New Residential Inclusive Design pilot credit helps increase accessibility
Our mission at the Mayor’s Commission for Persons with Disabilities in the City of Boston is to ensure that new buildings and spaces are accessible and designed with people of all abilities in mind. With that as a foundation, we worked alongside USGBC to adapt the LEED pilot credit for commercial Inclusive Design, published in 2019, and conceive its residential counterpart: the new Residential Inclusive Design pilot credit.
For the past seven years, the Boston Mayor’s Commission for Persons with Disabilities has worked to earn the trust of both Boston’s disabilities community and its talented design community through our advocacy for universal design principles and best practices. One of our most useful communication tools is our Accessibility Checklist; if your design team has been through the City of Boston’s Article 80 approval process, you may be familiar with it.

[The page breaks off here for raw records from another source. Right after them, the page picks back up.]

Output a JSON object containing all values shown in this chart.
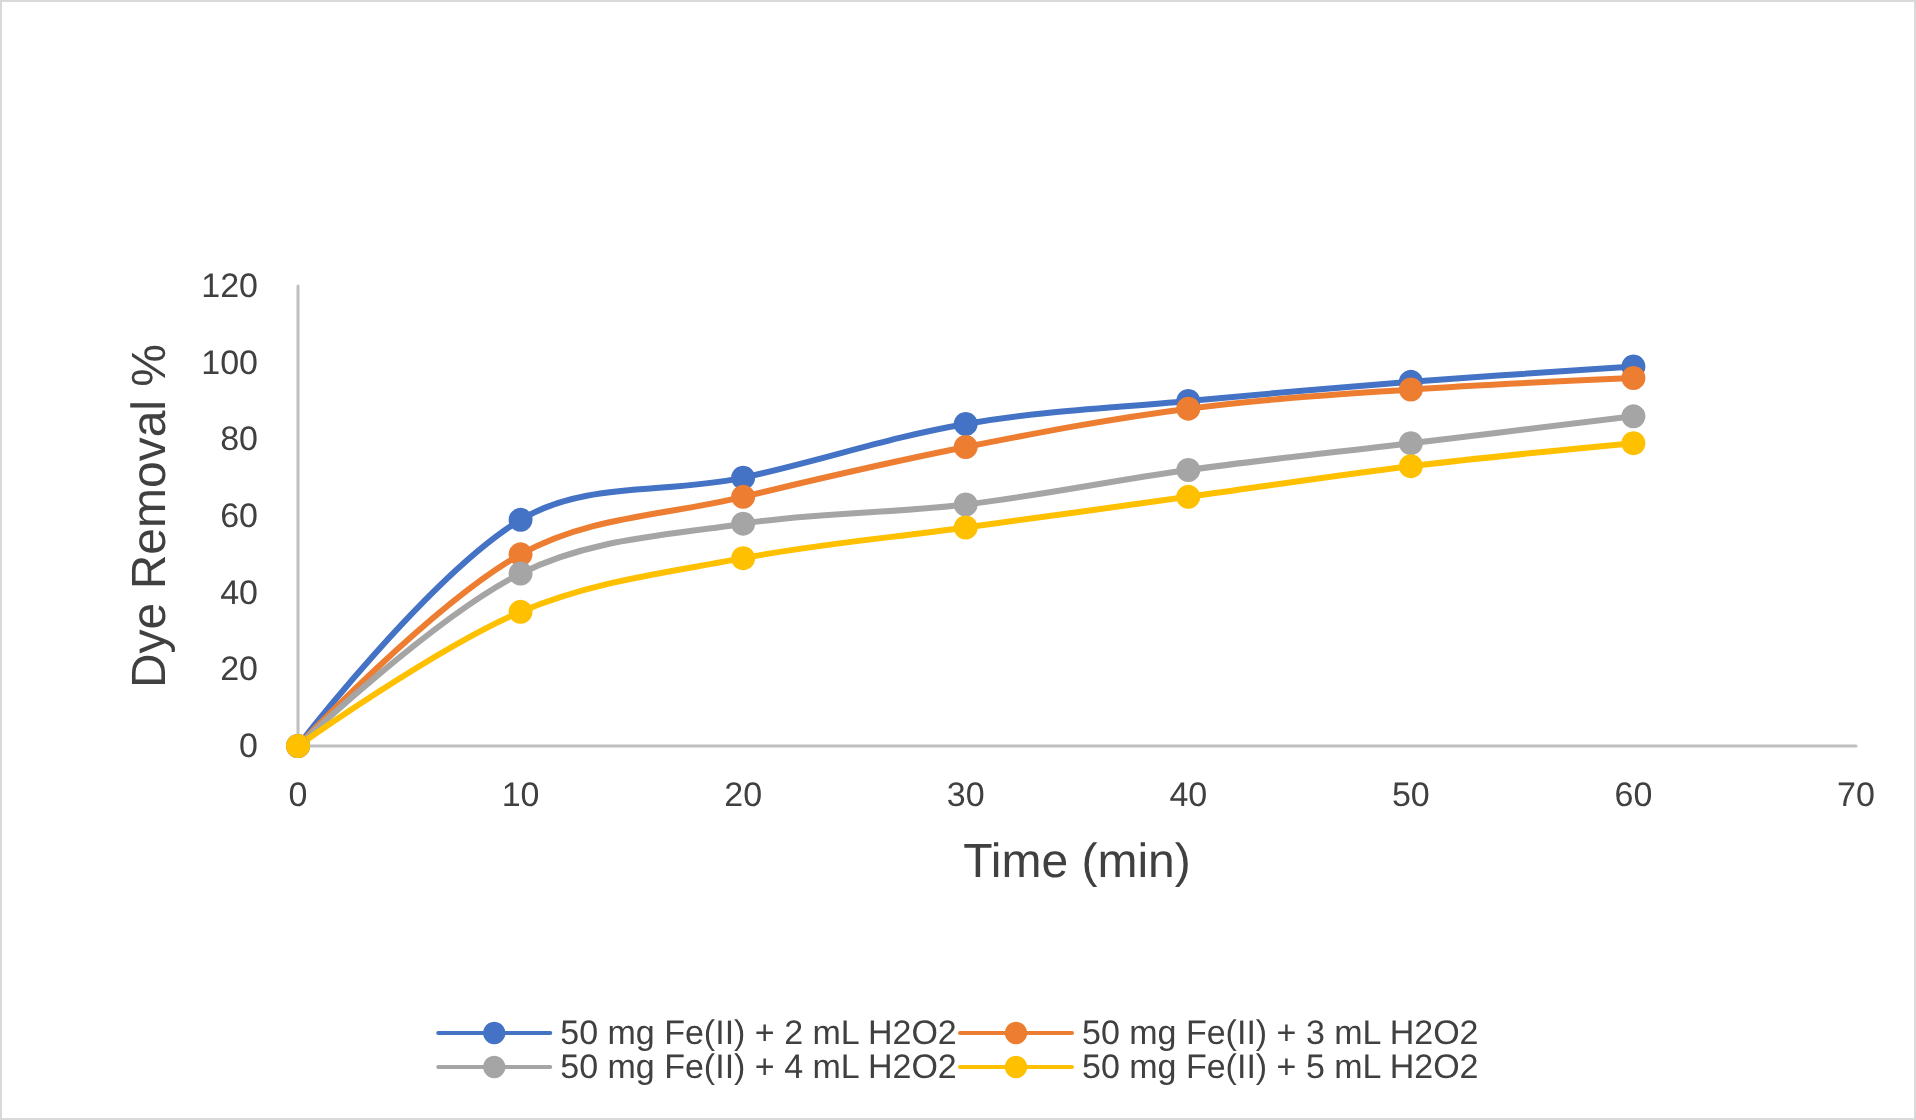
{
  "chart_data": {
    "type": "line",
    "xlabel": "Time (min)",
    "ylabel": "Dye Removal %",
    "x": [
      0,
      10,
      20,
      30,
      40,
      50,
      60
    ],
    "series": [
      {
        "name": "50 mg Fe(II) + 2 mL H2O2",
        "color": "#4472c4",
        "values": [
          0,
          59,
          70,
          84,
          90,
          95,
          99
        ]
      },
      {
        "name": "50 mg Fe(II) + 3 mL H2O2",
        "color": "#ed7d31",
        "values": [
          0,
          50,
          65,
          78,
          88,
          93,
          96
        ]
      },
      {
        "name": "50 mg Fe(II) + 4 mL H2O2",
        "color": "#a5a5a5",
        "values": [
          0,
          45,
          58,
          63,
          72,
          79,
          86
        ]
      },
      {
        "name": "50 mg Fe(II) + 5 mL H2O2",
        "color": "#ffc000",
        "values": [
          0,
          35,
          49,
          57,
          65,
          73,
          79
        ]
      }
    ],
    "xlim": [
      0,
      70
    ],
    "xticks": [
      0,
      10,
      20,
      30,
      40,
      50,
      60,
      70
    ],
    "ylim": [
      0,
      120
    ],
    "yticks": [
      0,
      20,
      40,
      60,
      80,
      100,
      120
    ],
    "grid": false,
    "legend": "bottom",
    "marker": "circle",
    "line_style": "solid"
  }
}
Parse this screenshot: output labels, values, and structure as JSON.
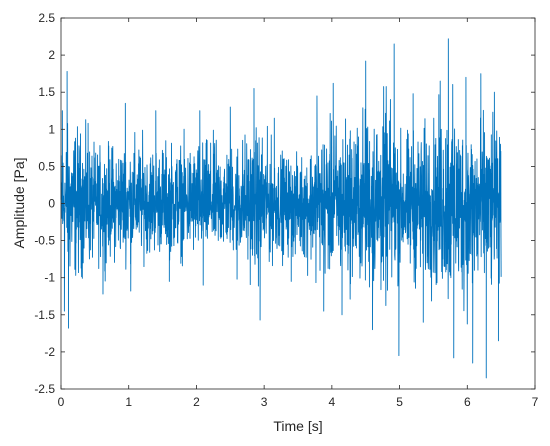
{
  "chart_data": {
    "type": "line",
    "title": "",
    "xlabel": "Time [s]",
    "ylabel": "Amplitude [Pa]",
    "xlim": [
      0,
      7
    ],
    "ylim": [
      -2.5,
      2.5
    ],
    "xticks": [
      0,
      1,
      2,
      3,
      4,
      5,
      6,
      7
    ],
    "yticks": [
      -2.5,
      -2,
      -1.5,
      -1,
      -0.5,
      0,
      0.5,
      1,
      1.5,
      2,
      2.5
    ],
    "xtick_labels": [
      "0",
      "1",
      "2",
      "3",
      "4",
      "5",
      "6",
      "7"
    ],
    "ytick_labels": [
      "-2.5",
      "-2",
      "-1.5",
      "-1",
      "-0.5",
      "0",
      "0.5",
      "1",
      "1.5",
      "2",
      "2.5"
    ],
    "grid": false,
    "legend": "none",
    "series": [
      {
        "color": "#0072BD",
        "signal_range": [
          0,
          6.5
        ],
        "envelope": {
          "t": [
            0.0,
            0.15,
            0.5,
            1.0,
            1.5,
            2.0,
            2.5,
            2.9,
            3.2,
            3.5,
            3.8,
            4.0,
            4.5,
            4.8,
            5.0,
            5.5,
            5.7,
            6.0,
            6.2,
            6.4,
            6.5
          ],
          "max": [
            1.3,
            1.75,
            1.1,
            1.35,
            1.25,
            1.25,
            1.3,
            1.55,
            1.1,
            0.9,
            1.45,
            1.6,
            1.9,
            2.15,
            1.4,
            1.65,
            2.2,
            1.7,
            1.75,
            1.5,
            1.25
          ],
          "min": [
            -1.5,
            -1.65,
            -1.2,
            -1.1,
            -1.0,
            -1.15,
            -1.0,
            -1.55,
            -1.05,
            -1.1,
            -1.4,
            -1.55,
            -1.75,
            -2.05,
            -1.5,
            -1.8,
            -2.1,
            -2.15,
            -2.35,
            -1.9,
            -1.5
          ]
        },
        "points": [
          [
            0.02,
            1.25
          ],
          [
            0.05,
            -1.45
          ],
          [
            0.09,
            1.78
          ],
          [
            0.11,
            -1.68
          ],
          [
            0.4,
            1.08
          ],
          [
            0.62,
            -1.22
          ],
          [
            0.95,
            1.35
          ],
          [
            1.03,
            -1.18
          ],
          [
            1.4,
            1.25
          ],
          [
            1.6,
            -1.05
          ],
          [
            2.05,
            1.25
          ],
          [
            2.1,
            -1.1
          ],
          [
            2.5,
            1.3
          ],
          [
            2.6,
            -1.02
          ],
          [
            2.85,
            1.55
          ],
          [
            2.94,
            -1.57
          ],
          [
            3.15,
            1.15
          ],
          [
            3.4,
            -1.05
          ],
          [
            3.78,
            1.45
          ],
          [
            3.88,
            -1.45
          ],
          [
            4.02,
            1.62
          ],
          [
            4.15,
            -1.5
          ],
          [
            4.5,
            1.92
          ],
          [
            4.6,
            -1.7
          ],
          [
            4.92,
            2.15
          ],
          [
            4.99,
            -2.05
          ],
          [
            5.2,
            1.48
          ],
          [
            5.35,
            -1.6
          ],
          [
            5.6,
            1.65
          ],
          [
            5.72,
            2.22
          ],
          [
            5.8,
            -2.08
          ],
          [
            5.98,
            1.7
          ],
          [
            6.08,
            -2.15
          ],
          [
            6.2,
            1.75
          ],
          [
            6.28,
            -2.35
          ],
          [
            6.4,
            1.5
          ],
          [
            6.46,
            -1.85
          ]
        ]
      }
    ]
  }
}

The checklist prompts design teams to think about inclusion during the early stages of the design, when there is the most significant opportunity to create universal design elements. Here in Boston, and through our contributions to this LEED pilot credit, we strive for more access than the minimum code requirements, which results in more inclusive design.
We are excited to offer this checklist as an Alternative Compliance Path (ACP) to achieving the pilot credit. As an ACP, the checklist will serve as a new tool to incentivize accessibility for projects in Boston. Projects in Canada will be able to use the Gold Level of the Rick Hansen Foundation Accessibility Certification as an Alternative Compliance Path as well. We invite other cities around the world to join us as well.
LEED’s Residential Inclusive Design pilot credit gives us a framework for increased accessibility and inclusion in buildings and rewards projects that use inclusive strategies, such as universal wayfinding, innovative adjustable technology, and the addition of a greater number of accessible housing units.
LEED offers this pilot credit to make space for innovations in universal inclusion and architectural access. This pilot credit will benefit people of all abilities, from our growing number of older adults to our young families pushing baby strollers and for the entire disability community.
We celebrate our well-established relationship with our constituents and the design community. We plan to continue having important conversations on creating spaces that promote equity and inclusion for those who live, work and play in our communities.